In the presence of data and computational resources, machine learning can be used to synthesize software automatically. For example, machines are now capable of learning complicated pattern recognition tasks and sophisticated decision policies, two key capabilities in autonomous cyber-physical systems. Unfortunately, humans find software synthesized by machine learning algorithms difficult to interpret, which currently limits their use in safety-critical applications such as medical diagnosis and avionic systems. In particular, successful deployments of safety-critical systems mandate the execution of rigorous verification activities, which often rely on human insights, e.g., to identify scenarios in which the system shall be tested.
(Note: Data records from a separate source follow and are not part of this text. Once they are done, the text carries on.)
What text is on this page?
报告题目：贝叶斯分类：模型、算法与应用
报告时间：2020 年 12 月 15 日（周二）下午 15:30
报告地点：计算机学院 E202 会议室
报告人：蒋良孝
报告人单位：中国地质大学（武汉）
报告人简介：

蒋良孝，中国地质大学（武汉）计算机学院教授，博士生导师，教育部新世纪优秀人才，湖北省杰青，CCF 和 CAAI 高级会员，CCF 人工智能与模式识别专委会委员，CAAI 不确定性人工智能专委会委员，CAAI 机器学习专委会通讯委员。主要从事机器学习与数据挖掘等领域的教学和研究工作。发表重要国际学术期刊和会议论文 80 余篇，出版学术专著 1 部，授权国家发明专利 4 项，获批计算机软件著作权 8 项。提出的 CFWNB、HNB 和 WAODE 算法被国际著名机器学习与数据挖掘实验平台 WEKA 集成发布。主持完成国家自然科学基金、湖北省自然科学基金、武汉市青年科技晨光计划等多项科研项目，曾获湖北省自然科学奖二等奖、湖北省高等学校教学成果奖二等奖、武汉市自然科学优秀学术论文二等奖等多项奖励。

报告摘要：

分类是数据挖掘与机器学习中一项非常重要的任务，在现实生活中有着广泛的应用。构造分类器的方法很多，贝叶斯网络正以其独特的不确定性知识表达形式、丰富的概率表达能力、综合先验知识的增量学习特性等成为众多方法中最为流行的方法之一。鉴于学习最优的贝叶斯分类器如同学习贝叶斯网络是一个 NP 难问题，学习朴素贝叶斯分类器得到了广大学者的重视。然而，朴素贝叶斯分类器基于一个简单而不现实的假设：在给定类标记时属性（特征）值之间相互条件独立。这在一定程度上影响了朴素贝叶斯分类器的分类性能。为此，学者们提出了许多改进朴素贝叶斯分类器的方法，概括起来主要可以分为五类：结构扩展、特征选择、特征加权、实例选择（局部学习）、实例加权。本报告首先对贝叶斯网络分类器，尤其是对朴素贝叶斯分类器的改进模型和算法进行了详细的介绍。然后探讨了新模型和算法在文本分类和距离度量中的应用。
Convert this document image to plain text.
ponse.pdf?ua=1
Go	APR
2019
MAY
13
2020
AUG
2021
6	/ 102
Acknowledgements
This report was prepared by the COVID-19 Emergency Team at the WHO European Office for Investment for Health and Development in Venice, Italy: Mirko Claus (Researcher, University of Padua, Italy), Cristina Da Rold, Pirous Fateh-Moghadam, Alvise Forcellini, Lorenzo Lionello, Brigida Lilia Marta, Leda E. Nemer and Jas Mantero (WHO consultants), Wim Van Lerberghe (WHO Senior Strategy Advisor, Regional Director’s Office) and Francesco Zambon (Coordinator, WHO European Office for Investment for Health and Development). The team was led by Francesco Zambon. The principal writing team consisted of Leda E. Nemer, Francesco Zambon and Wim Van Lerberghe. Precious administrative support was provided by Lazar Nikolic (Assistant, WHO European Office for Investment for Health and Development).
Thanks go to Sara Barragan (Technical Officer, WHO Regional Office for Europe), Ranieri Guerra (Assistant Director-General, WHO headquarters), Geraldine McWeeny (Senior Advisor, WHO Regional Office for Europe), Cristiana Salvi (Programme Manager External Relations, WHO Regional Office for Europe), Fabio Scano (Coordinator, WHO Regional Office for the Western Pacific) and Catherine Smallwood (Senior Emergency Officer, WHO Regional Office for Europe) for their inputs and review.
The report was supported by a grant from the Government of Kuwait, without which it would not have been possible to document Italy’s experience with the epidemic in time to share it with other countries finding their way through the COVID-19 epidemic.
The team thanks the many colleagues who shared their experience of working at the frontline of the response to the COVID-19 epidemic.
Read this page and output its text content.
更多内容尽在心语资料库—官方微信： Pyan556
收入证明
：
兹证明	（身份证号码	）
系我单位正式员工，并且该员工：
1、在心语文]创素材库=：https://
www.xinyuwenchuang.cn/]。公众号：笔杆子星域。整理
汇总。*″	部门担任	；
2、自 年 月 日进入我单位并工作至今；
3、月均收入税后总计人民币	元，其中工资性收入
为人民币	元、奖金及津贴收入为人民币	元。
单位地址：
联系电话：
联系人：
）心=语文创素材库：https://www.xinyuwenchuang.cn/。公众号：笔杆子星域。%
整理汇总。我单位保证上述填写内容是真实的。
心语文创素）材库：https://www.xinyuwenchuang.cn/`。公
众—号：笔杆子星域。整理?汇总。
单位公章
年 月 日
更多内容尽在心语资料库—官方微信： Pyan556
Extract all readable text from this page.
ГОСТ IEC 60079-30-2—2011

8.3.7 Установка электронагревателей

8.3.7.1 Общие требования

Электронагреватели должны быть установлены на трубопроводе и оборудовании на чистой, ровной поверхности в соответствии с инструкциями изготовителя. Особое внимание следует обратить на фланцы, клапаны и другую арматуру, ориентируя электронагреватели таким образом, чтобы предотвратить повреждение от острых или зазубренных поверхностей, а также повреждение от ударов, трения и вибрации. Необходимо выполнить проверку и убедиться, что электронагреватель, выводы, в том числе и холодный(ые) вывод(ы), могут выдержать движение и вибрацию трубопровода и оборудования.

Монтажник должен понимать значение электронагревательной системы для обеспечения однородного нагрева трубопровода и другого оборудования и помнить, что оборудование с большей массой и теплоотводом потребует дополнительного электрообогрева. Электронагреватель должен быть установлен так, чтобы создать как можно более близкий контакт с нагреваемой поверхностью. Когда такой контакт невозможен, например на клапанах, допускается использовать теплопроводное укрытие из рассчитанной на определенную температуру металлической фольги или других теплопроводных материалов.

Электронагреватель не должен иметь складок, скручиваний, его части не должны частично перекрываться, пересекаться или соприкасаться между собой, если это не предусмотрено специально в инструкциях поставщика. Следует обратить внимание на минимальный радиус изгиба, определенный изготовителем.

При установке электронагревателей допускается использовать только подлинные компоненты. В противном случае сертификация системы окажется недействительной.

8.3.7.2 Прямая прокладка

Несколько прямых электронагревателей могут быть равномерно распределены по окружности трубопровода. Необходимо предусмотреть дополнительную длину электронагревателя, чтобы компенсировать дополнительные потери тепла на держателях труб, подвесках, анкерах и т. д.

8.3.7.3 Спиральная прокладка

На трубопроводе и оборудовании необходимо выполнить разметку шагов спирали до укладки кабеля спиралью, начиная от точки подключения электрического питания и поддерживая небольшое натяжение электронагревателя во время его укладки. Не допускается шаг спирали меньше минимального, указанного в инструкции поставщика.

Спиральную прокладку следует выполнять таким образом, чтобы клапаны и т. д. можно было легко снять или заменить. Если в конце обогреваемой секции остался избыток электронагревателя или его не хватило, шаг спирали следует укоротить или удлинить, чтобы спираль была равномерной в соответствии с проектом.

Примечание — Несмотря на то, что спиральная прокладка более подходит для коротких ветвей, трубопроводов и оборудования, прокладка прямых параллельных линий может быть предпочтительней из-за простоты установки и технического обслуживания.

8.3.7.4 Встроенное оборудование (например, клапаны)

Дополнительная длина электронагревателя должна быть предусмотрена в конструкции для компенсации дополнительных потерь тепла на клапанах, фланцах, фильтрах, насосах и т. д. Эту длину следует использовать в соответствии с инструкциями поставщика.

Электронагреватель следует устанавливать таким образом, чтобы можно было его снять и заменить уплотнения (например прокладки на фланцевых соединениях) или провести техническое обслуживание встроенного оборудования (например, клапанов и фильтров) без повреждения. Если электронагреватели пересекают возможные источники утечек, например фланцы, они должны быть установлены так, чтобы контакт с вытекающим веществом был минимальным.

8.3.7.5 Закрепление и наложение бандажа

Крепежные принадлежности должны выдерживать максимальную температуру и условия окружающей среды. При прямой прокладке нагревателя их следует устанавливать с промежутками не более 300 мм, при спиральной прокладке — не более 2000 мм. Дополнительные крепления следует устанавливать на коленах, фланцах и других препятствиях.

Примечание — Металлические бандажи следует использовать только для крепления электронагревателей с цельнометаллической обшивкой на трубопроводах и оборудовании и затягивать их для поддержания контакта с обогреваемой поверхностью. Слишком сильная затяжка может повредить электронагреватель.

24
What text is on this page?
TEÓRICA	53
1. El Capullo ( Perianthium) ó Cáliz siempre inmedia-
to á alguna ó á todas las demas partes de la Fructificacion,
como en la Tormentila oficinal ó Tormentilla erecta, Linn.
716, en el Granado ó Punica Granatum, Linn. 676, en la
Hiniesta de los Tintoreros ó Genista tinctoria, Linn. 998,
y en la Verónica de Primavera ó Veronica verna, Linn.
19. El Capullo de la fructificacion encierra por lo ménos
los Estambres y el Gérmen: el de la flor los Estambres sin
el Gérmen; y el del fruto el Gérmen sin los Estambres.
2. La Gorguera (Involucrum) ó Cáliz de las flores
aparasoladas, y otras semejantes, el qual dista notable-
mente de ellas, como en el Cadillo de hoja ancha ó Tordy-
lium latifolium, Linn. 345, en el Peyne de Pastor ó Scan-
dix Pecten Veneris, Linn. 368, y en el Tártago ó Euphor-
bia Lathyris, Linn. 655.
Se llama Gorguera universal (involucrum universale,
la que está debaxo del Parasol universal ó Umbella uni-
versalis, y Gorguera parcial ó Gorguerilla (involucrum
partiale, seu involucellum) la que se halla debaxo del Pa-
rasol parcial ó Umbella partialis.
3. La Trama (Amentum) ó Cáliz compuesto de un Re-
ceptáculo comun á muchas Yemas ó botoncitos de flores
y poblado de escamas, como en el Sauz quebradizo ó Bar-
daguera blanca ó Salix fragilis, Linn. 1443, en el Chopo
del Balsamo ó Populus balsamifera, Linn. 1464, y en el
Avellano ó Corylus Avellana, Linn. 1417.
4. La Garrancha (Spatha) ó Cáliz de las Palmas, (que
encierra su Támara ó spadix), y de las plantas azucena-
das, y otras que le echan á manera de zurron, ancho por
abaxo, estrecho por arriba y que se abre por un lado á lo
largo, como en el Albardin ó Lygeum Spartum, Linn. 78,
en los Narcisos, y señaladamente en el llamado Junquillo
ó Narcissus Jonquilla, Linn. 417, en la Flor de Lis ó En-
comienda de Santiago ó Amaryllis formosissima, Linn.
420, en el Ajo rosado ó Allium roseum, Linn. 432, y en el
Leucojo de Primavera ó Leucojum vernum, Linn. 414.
A natural pathway towards a viable verification strategy for such systems is to leverage formal verification techniques, which, in the presence of a formal specification, can provide definitive guarantees with little human intervention. However, formal verification suffers from scalability issues with respect to system complexity. In this thesis, we investigate the limits of current formal verification techniques when applied to a class of machine learning models called tree ensembles, and identify model-specific characteristics that can be exploited to improve the performance of verification algorithms when applied specifically to tree ensembles.

To this end, we develop two formal verification techniques specifically for tree ensembles, one fast and conservative technique, and one exact but more computationally demanding. We then combine these two techniques into an abstraction-refinement approach, that we implement in a tool called VoTE (Verifier of Tree Ensembles).

Using a couple of case studies, we recognize that sets of inputs that lead to the same system behavior can be captured precisely as hyperrectangles, which enables tractable enumeration of input-output mappings when the input dimension is low. Tree ensembles with a high-dimensional input domain, however, seems generally difficult to verify. In some cases though, conservative approximations of input-output mappings can greatly improve performance. This is demonstrated in a digit recognition case study, where we assess the robustness of classifiers when confronted with additive noise.

Recent advances in machine learning (ML) have demonstrated that statistical models can be trained to recognize complicated patterns and make sophisticated decisions, often outperforming human capabilities. However, current ML-based systems sometimes exhibit faulty behavior, which prevents their use in safety-critical applications. Furthermore, the increased autonomy and complexity of ML-based systems raise additional trustworthiness concerns such as explainability. To mitigate risks associated with these concerns, the European Union has agreed on a legal framework called the AI Act that governs ML-based products that are placed on the European market.

To meet the goals set out by the AI Act with diligence, manufacturers of critical systems that leverage machine learning need new rigorous and scalable approaches to ensure trustworthiness. One natural pathway towards this aim is to leverage formal methods, a class of reasoning approaches that has proved useful in the past when arguing for safety. Unfortunately, these methods often suffer from computational scalability issues, a problem that becomes even more challenging when applied to complex ML-based systems.

This dissertation seeks to assess and improve the trustworthiness of a class of machine learning models called tree ensembles. To this end, a reasoning engine based on abstract interpretation is developed from the ground up, exploiting unique characteristics of tree ensembles for improved runtime performance. The engine is designed to support deductive and abductive reasoning with soundness and completeness guarantees, hence enabling formal verification and the ability to accurately explain why a tree ensemble arrives at a certain prediction.

Through extensive experimentation, we demonstrate speedup improvements of several orders of magnitude compared to current state-of-the-art approaches. More importantly, we show that many classifiers based on tree ensembles are extremely sensitive to additive noise, despite demonstrating high accuracy. For example, in one case study involving the classification of images of handwritten digits, we find that changing the light intensity of a single pixel in an image by as little as 0.1% causes some tree ensembles to misclassify the depicted digit. However, we also show that it is possible to compute provably correct explanations without superfluous information, called minimal explanations, for predictions made by complex tree ensembles. These types of explanations can help to pinpoint exactly which inputs are relevant in a particular classification. Moreover, we explore approaches for computing explanations that are also globally optimal with respect to a cost function, called minimum explanations. These types of explanations can be tailored for specific target audiences, e.g., for engineers trying to improve robustness, for system operators making critical decisions, or for incident investigators seeking the root cause of a hazard.